08. November 2011
Überlebensstrategien kleiner Mittel-ständer in einem wettbewerbsintensiven Markt
Betriebsbesichtigung und Firmenpräsentation der „neuen“ Brauerei Ganter in Freiburg durch die Geschäftsleitung Katharina Ganter-Fraschetti, Hartmut Martin und Detlef Frankenberger
Freiburg. Michael J. Pistecky, Sprecher der Sektion Freiburg-Emmendingen würdigte das unternehmerische Tätigwerden der Brauerei Ganter in Freiburg in besonderem Maße: „Es war ein mutiger Schritt, als die Familie Ganter gemeinsam mit dem Aufsichtsrat das Projekt „Ganter 2010“ auf den Weg brachte. Ein weiterer Beweis für unternehmerischen Mut und Erfolg in der Region.“
v.l.n.r. Michael J. Pistecky, Sprecher der Sektion Freiburg-Emmendingen, und die Geschäftsleitung der Brauerei Ganter: Hartmut Martin, Katharina Ganter-Fraschetti und Detlef Frankenberger

Das Unternehmen, das 1865 von Ludwig Ganter gegründet wurde und seither als Familienunternehmen geführt wird, musste an die aktuellen Marktgegebenheiten in der Braubranche angepasst werden. Nach nur 11 Monaten Bauzeit und Investitionen von rund 5,5 Millionen Euro ist der Wandel zur regionalen Biermanufaktur geschafft. Erbaut an eben der Stelle, an der bereits der Firmengründer über 130 Jahre zuvor seinen Gärkeller errichtet hatte.

 

Nun können Katharina Ganter-Fraschetti, Detlef Frankenberger und Hartmut Martin, welche die Geschäfte der Brauerei führen, den Neubau der Öffentlichkeit präsentieren.
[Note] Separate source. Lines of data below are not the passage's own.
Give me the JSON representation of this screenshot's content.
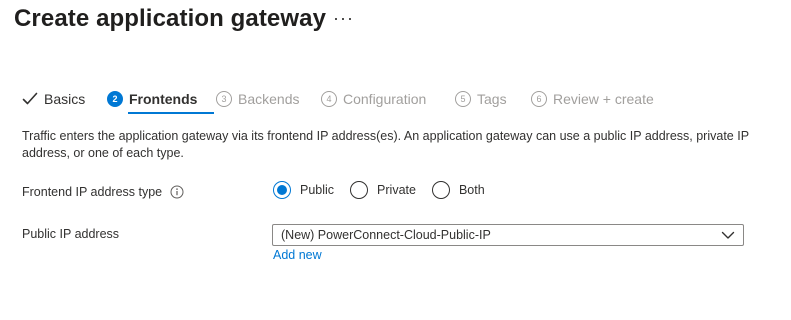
{
  "header": {
    "title": "Create application gateway",
    "more_label": "···"
  },
  "tabs": [
    {
      "label": "Basics",
      "state": "completed",
      "icon": "checkmark-icon"
    },
    {
      "label": "Frontends",
      "number": "2",
      "state": "active"
    },
    {
      "label": "Backends",
      "number": "3",
      "state": "pending"
    },
    {
      "label": "Configuration",
      "number": "4",
      "state": "pending"
    },
    {
      "label": "Tags",
      "number": "5",
      "state": "pending"
    },
    {
      "label": "Review + create",
      "number": "6",
      "state": "pending"
    }
  ],
  "intro_text": "Traffic enters the application gateway via its frontend IP address(es). An application gateway can use a public IP address, private IP address, or one of each type.",
  "form": {
    "frontend_ip_type": {
      "label": "Frontend IP address type",
      "icon": "info-icon",
      "options": [
        {
          "label": "Public",
          "selected": true
        },
        {
          "label": "Private",
          "selected": false
        },
        {
          "label": "Both",
          "selected": false
        }
      ]
    },
    "public_ip": {
      "label": "Public IP address",
      "selected_value": "(New) PowerConnect-Cloud-Public-IP",
      "add_new_label": "Add new"
    }
  },
  "colors": {
    "accent": "#0078d4",
    "text": "#323130",
    "disabled": "#a19f9d"
  }
}
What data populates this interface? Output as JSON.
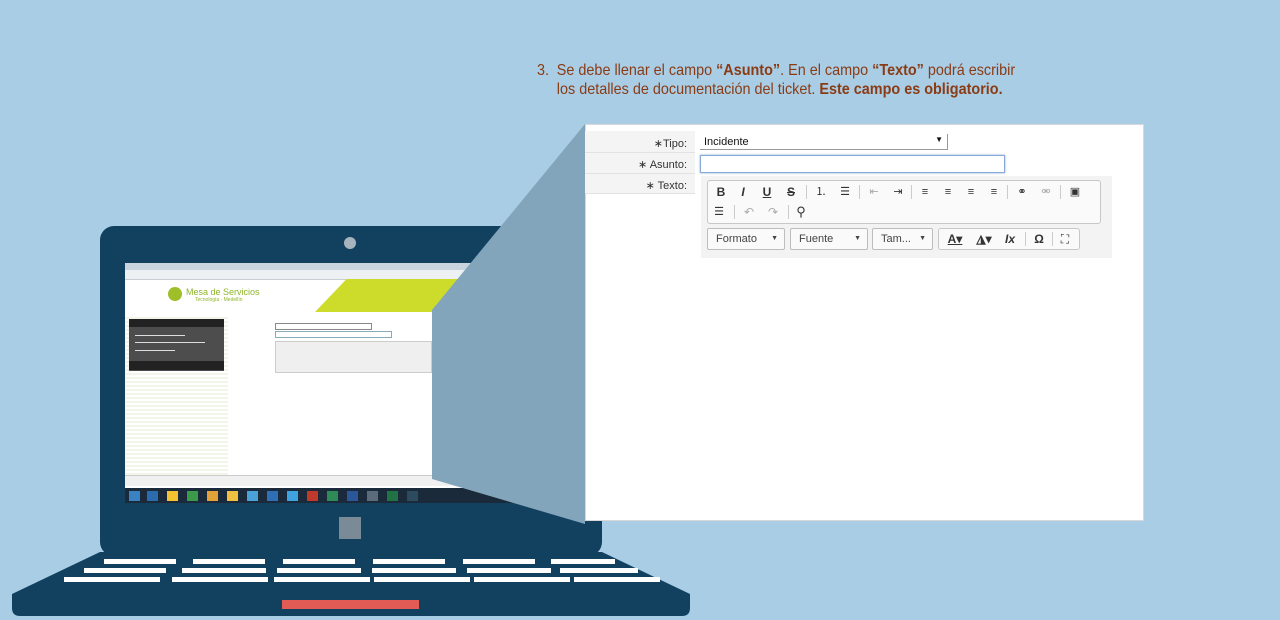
{
  "instruction": {
    "number": "3.",
    "p1": "Se debe llenar el campo ",
    "b1": "“Asunto”",
    "p2": ". En el campo ",
    "b2": "“Texto”",
    "p3": " podrá escribir",
    "p4": "los detalles de documentación del ticket. ",
    "b3": "Este campo es obligatorio."
  },
  "form": {
    "tipo_label": "∗Tipo:",
    "tipo_value": "Incidente",
    "asunto_label": "∗ Asunto:",
    "texto_label": "∗ Texto:"
  },
  "editor": {
    "format_label": "Formato",
    "font_label": "Fuente",
    "size_label": "Tam..."
  },
  "mini": {
    "logo_title": "Mesa de Servicios",
    "logo_sub": "Tecnología · Medellín"
  },
  "colors": {
    "background": "#a9cde5",
    "laptop": "#12415f",
    "accent_text": "#8a3b14",
    "banner_green": "#cddc2a",
    "trackpad": "#e35b55"
  }
}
Die neue Brauerei ist hochmodern, technisch auf dem neuesten Stand und eine Brauerei der kurzen Wege. Sie kann schnell und wendig auf Marktveränderungen reagieren und nah bei ihren Kunden sein. Mit ihrem klaren Bekenntnis zum Standort Freiburg und dem Wandel zur regionalen Biermanufaktur ist der Brauerei Ganter der mutige Schritt geglückt.

 

Die Unternehmerinnen und Unternehmer der Sektion Freiburg-Emmendingen lernten den Weg zur regionalen Biermanufaktur - die „neue“ Brauerei Ganter in Freiburg intensiv kennen und nutzen auch die Einladung zum Probieren des frischen Bieres. „Ein Leuchtturm der Sozialen Marktwirtschaft, Sinnbild für unternehmerischen Erfolg und ein Aushängeschild für die ganze Region“, schloss Michael Pistecky dankend ab.